22 August, 2013
Last night on Radio 4’s Four Thought, there was another chance to hear Georgie Fienberg argue that charities should strive to put themselves out of business and should radically change the way they raise and spend funds.
Fienberg, founder and international director of AfriKids, explains the principles that underpin her organisation and the way it works – and their strategic (and very public) goal to close their UK operation so their Ghana team is supporting communities directly, locally.
This is all about empowering people to help themselves long-term, not making them forever dependent on outside support. And recognising that communities know exactly what they need.
In order to work in this way, organisations (and individuals) must listen and may need to put long-held views and approaches to one side.
Just as important, says Fienberg, is applying this to fundraising. She says it’s time to move away from the pitiful, heart-wrenching appeals that emerged in the 80s (which anyway give the impression that nothing is improving) and instead show and explain to donors the positive, sustainable difference their support will make.
There is an obvious challenge here for charities for whom the default position is to stick with a fundraising approach ‘that has worked in the past’. But hats off to those who are prepared to be more open, more innovative and more willing to engage in real conversation with supporters.

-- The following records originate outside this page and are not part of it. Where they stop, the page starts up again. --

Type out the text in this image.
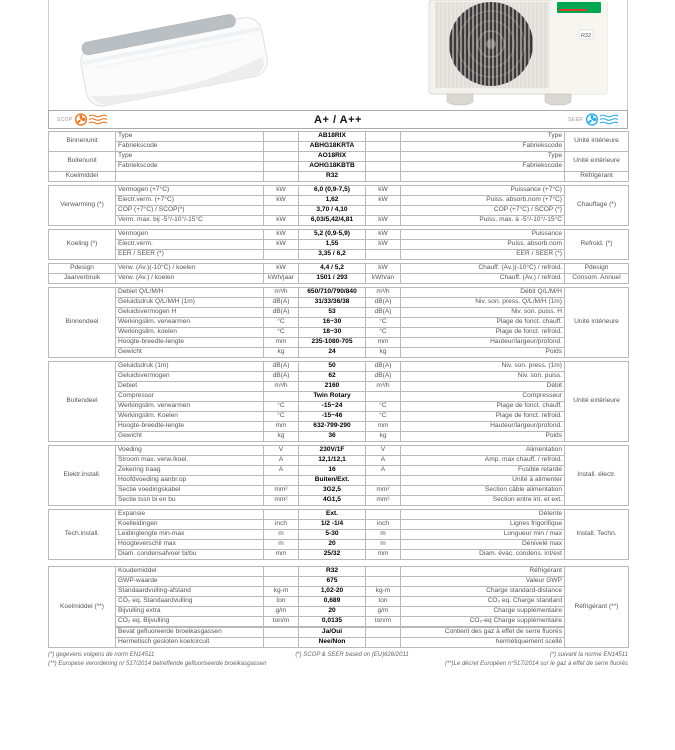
R32
SCOP	A+ / A++	SEER
Binnenunit	Type		AB18RIX		Type	Unité intérieure
	Fabriekscode		ABHG18KRTA		Fabriekscode	
Buitenunit	Type		AO18RIX		Type	Unité extérieure
	Fabriekscode		AOHG18KBTB		Fabriekscode	
Koelmiddel			R32			Réfrigérant
Verwarming (*)	Vermogen (+7°C)	kW	6,0 (0,9-7,5)	kW	Puissance (+7°C)	Chauffage (*)
	Electr.verm. (+7°C)	kW	1,62	kW	Puiss. absorb.nom (+7°C)	
	COP (+7°C) / SCOP(*)		3,70 / 4,10		COP (+7°C) / SCOP (*)	
	Verm. max. bij -5°/-10°/-15°C	kW	6,03/5,42/4,81	kW	Puiss. max. à -5°/-10°/-15°C	
Koeling (*)	Vermogen	kW	5,2 (0,9-5,9)	kW	Puissance	Refroid. (*)
	Electr.verm.	kW	1,55	kW	Puiss. absorb.nom	
	EER / SEER (*)		3,35 / 6,2		EER / SEER (*)	
Pdesign	Verw. (Av.)(-10°C) / koelen	kW	4,4 / 5,2	kW	Chauff. (Av.)(-10°C) / refroid.	Pdesign
Jaarverbruik	Verw. (Av.) / koelen	kWh/jaar	1501 / 293	kWh/an	Chauff. (Av.) / refroid.	Consom. Annuel
Binnendeel	Debiet Q/L/M/H	m³/h	650/710/790/840	m³/h	Débit Q/L/M/H	Unité intérieure
	Geluidsdruk Q/L/M/H (1m)	dB(A)	31/33/36/38	dB(A)	Niv. son. press. Q/L/M/H (1m)	
	Geluidsvermogen H	dB(A)	53	dB(A)	Niv. son. puiss. H	
	Werkingslim. verwarmen	°C	16~30	°C	Plage de fonct. chauff.	
	Werkingslim. koelen	°C	18~30	°C	Plage de fonct. refroid.	
	Hoogte-breedte-lengte	mm	235-1080-705	mm	Hauteur/largeur/profond.	
	Gewicht	kg	24	kg	Poids	
Buitendeel	Geluidsdruk (1m)	dB(A)	50	dB(A)	Niv. son. press. (1m)	Unité extérieure
	Geluidsvermogen	dB(A)	62	dB(A)	Niv. son. puiss.	
	Debiet	m³/h	2160	m³/h	Débit	
	Compressor		Twin Rotary		Compresseur	
	Werkingslim. verwarmen	°C	-15~24	°C	Plage de fonct. chauff.	
	Werkingslim. Koelen	°C	-15~46	°C	Plage de fonct. refroid.	
	Hoogte-breedte-lengte	mm	632-799-290	mm	Hauteur/largeur/profond.	
	Gewicht	kg	36	kg	Poids	
Elektr.install.	Voeding	V	230V/1F	V	Alimentation	Install. électr.
	Stroom max. verw./koel.	A	12,1/12,1	A	Amp. max chauff. / refroid.	
	Zekering traag	A	16	A	Fusible retardé	
	Hoofdvoeding aanbr.op		Buiten/Ext.		Unité à alimenter	
	Sectie voedingskabel	mm²	3G2,5	mm²	Section câble alimentation	
	Sectie tssn bi en bu	mm²	4G1,5	mm²	Section entre int. et ext.	
Tech.install.	Expansie		Ext.		Détente	Install. Techn.
	Koelleidingen	inch	1/2 -1/4	inch	Lignes frigorifique	
	Leidinglengte min-max	m	5-30	m	Longueur min / max	
	Hoogteverschil max	m	20	m	Dénivelé max	
	Diam. condensafvoer bi/bu	mm	25/32	mm	Diam. évac. condens. int/ext	
Koelmiddel (**)	Koudemiddel		R32		Réfrigérant	Réfrigérant (**)
	GWP-waarde		675		Valeur GWP	
	Standaardvulling-afstand	kg-m	1,02-20	kg-m	Charge standard-distance	
	CO₂ eq. Standaardvulling	ton	0,689	ton	CO₂ eq. Charge standard	
	Bijvulling extra	g/m	20	g/m	Charge supplémentaire	
	CO₂ eq. Bijvulling	ton/m	0,0135	ton/m	CO₂-eq Charge supplémentaire	
	Bevat gefluoreerde broeikasgassen		Ja/Oui		Contient des gaz à effet de serre fluorés	
	Hermetisch gesloten koelcircuit		Nee/Non		hermétiquement scellé	
(*) gegevens volgens de norm EN14511	(*) SCOP & SEER based on (EU)626/2011	(*) suivant la norme EN14511
(**) Europese verordening nr 517/2014 betreffende gefluoriseerde broeikasgassen	(**)Le décret Européen n°517/2014 sur le gaz à effet de serre fluorés
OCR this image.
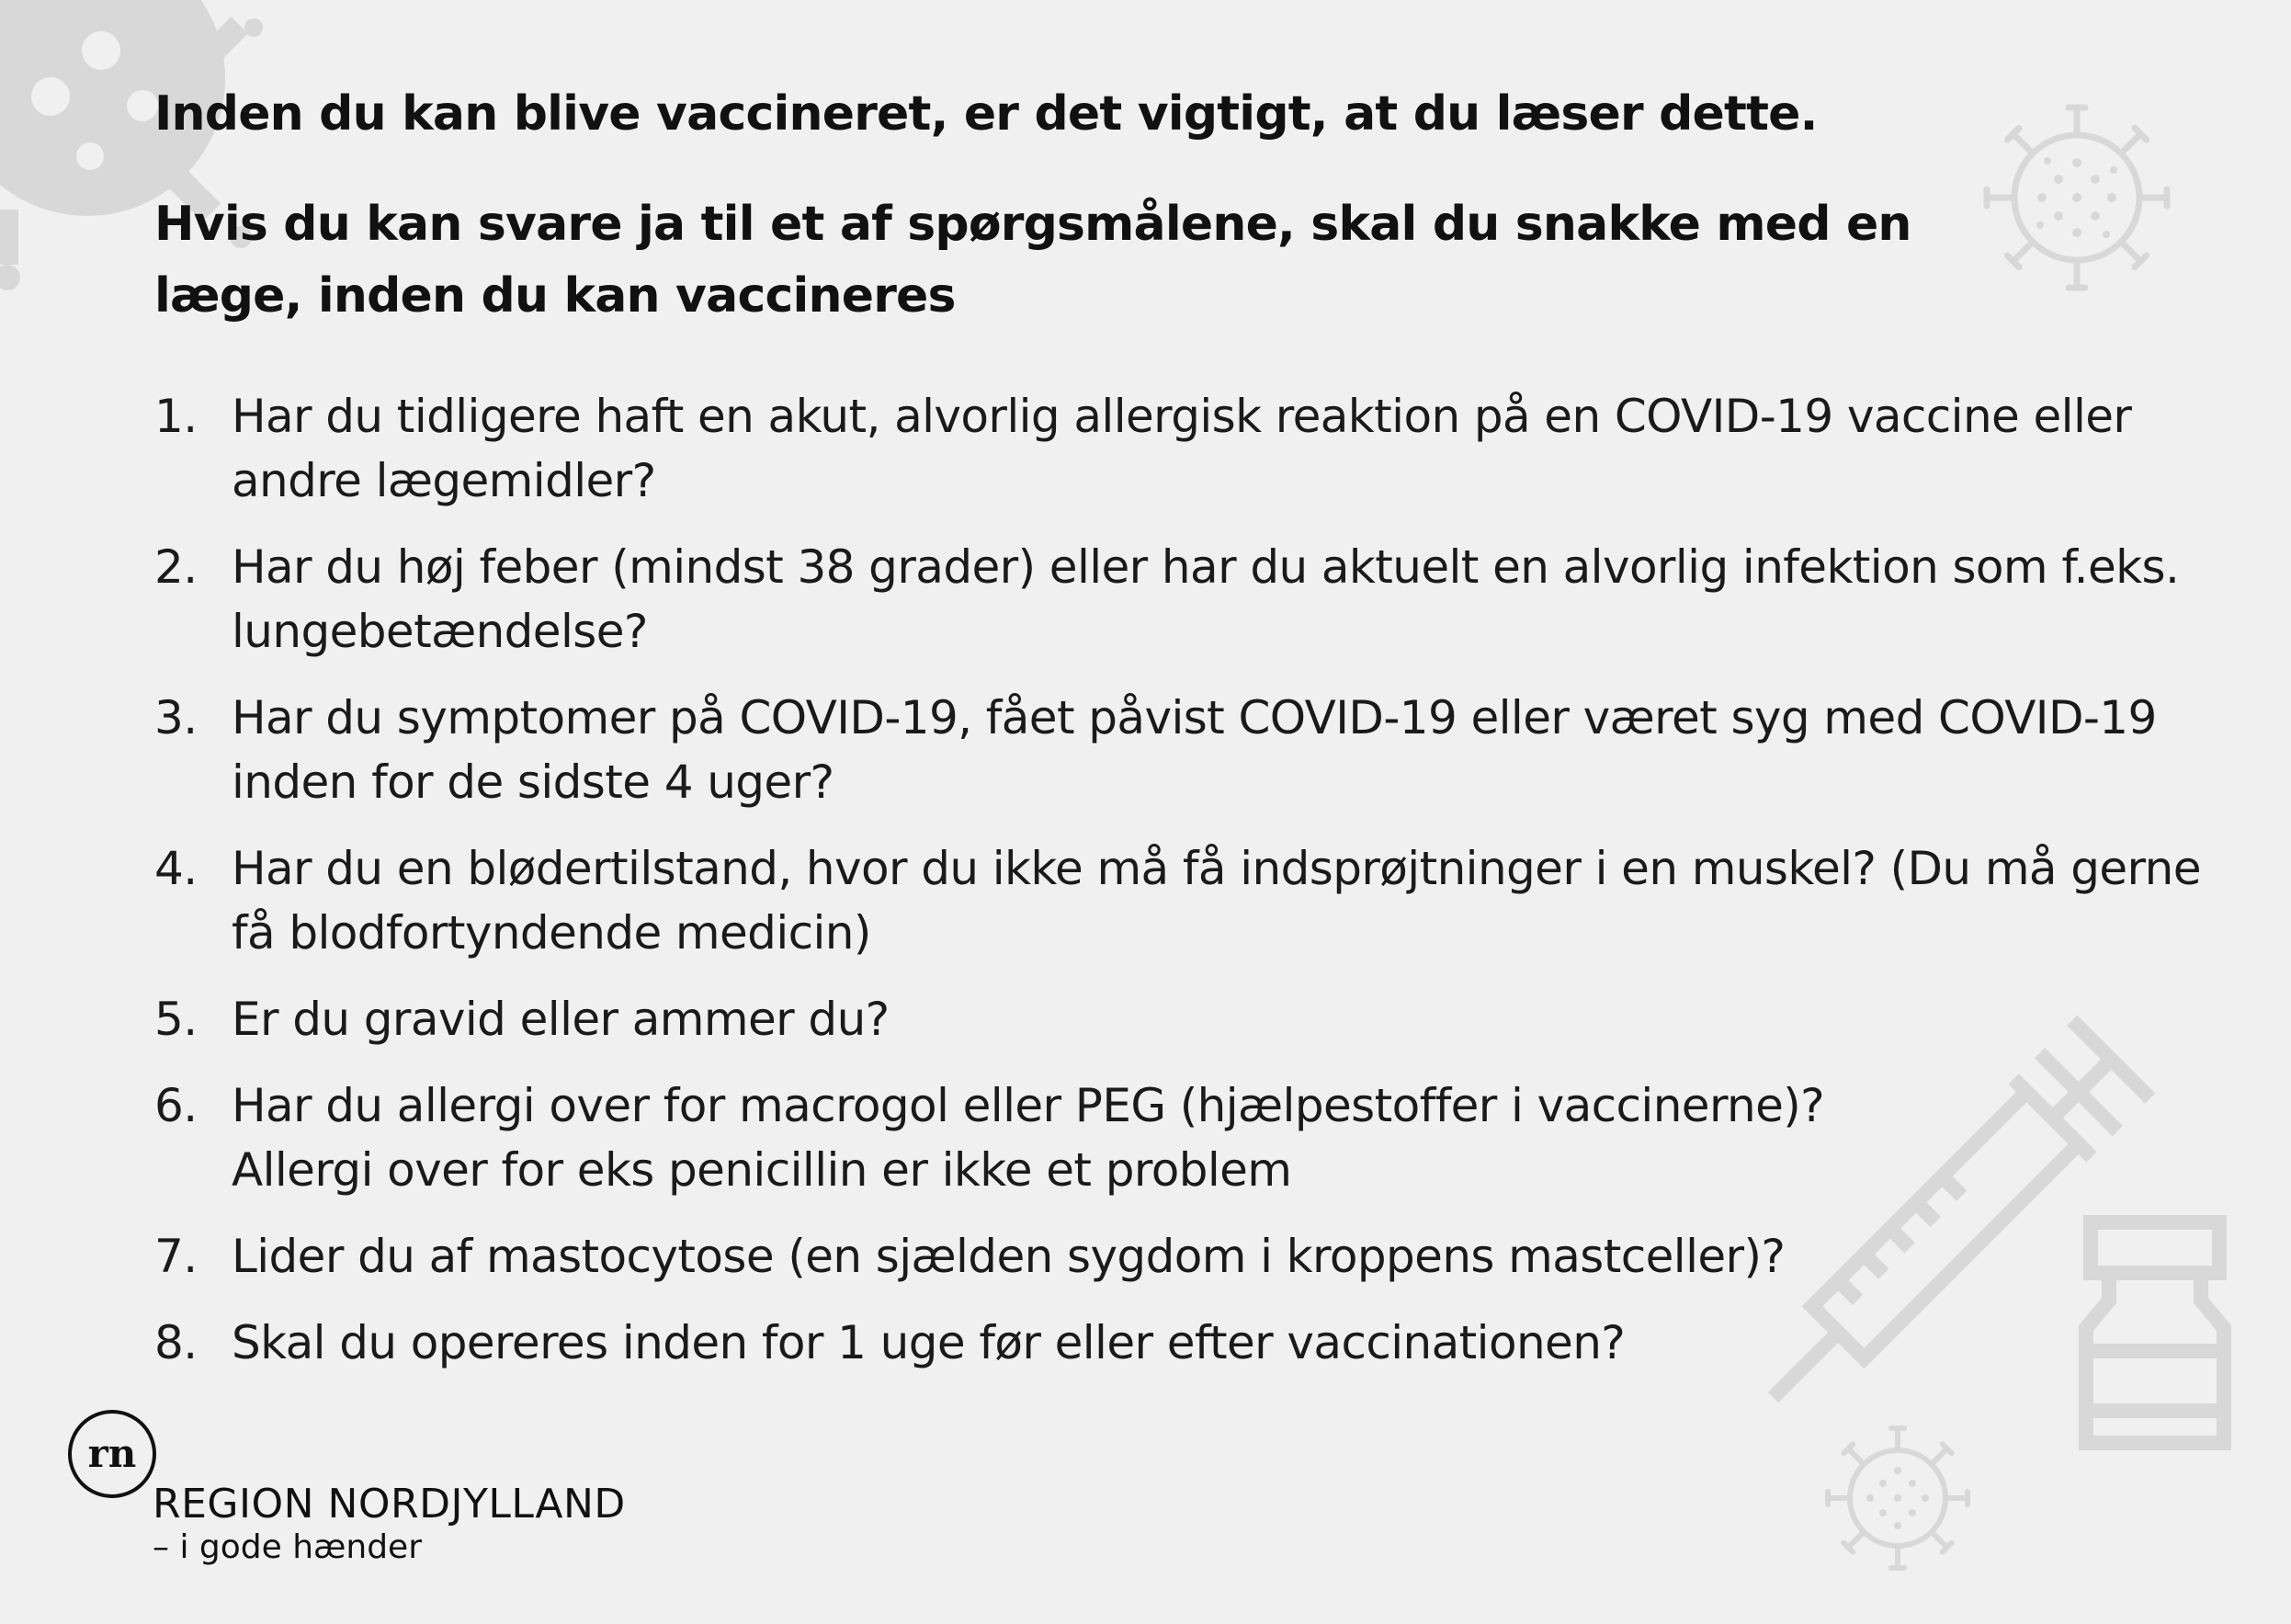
Inden du kan blive vaccineret, er det vigtigt, at du læser dette.
Hvis du kan svare ja til et af spørgsmålene, skal du snakke med en læge, inden du kan vaccineres
1. Har du tidligere haft en akut, alvorlig allergisk reaktion på en COVID-19 vaccine eller andre lægemidler?
2. Har du høj feber (mindst 38 grader) eller har du aktuelt en alvorlig infektion som f.eks. lungebetændelse?
3. Har du symptomer på COVID-19, fået påvist COVID-19 eller været syg med COVID-19 inden for de sidste 4 uger?
4. Har du en blødertilstand, hvor du ikke må få indsprøjtninger i en muskel? (Du må gerne få blodfortyndende medicin)
5. Er du gravid eller ammer du?
6. Har du allergi over for macrogol eller PEG (hjælpestoffer i vaccinerne)?
Allergi over for eks penicillin er ikke et problem
7. Lider du af mastocytose (en sjælden sygdom i kroppens mastceller)?
8. Skal du opereres inden for 1 uge før eller efter vaccinationen?
rn
REGION NORDJYLLAND
– i gode hænder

In the main, Fienberg’s comments relate to international development charities. It would be interesting to know if she thinks similar change is needed among those working on issues and with communities in the UK.
Her message to supporters is clear: “Give because you’re informed, not just because you’re moved. If you don’t feel informed, just ask.” If this happens, the sector as a whole will need to get much better at articulating what it does, why and for whom.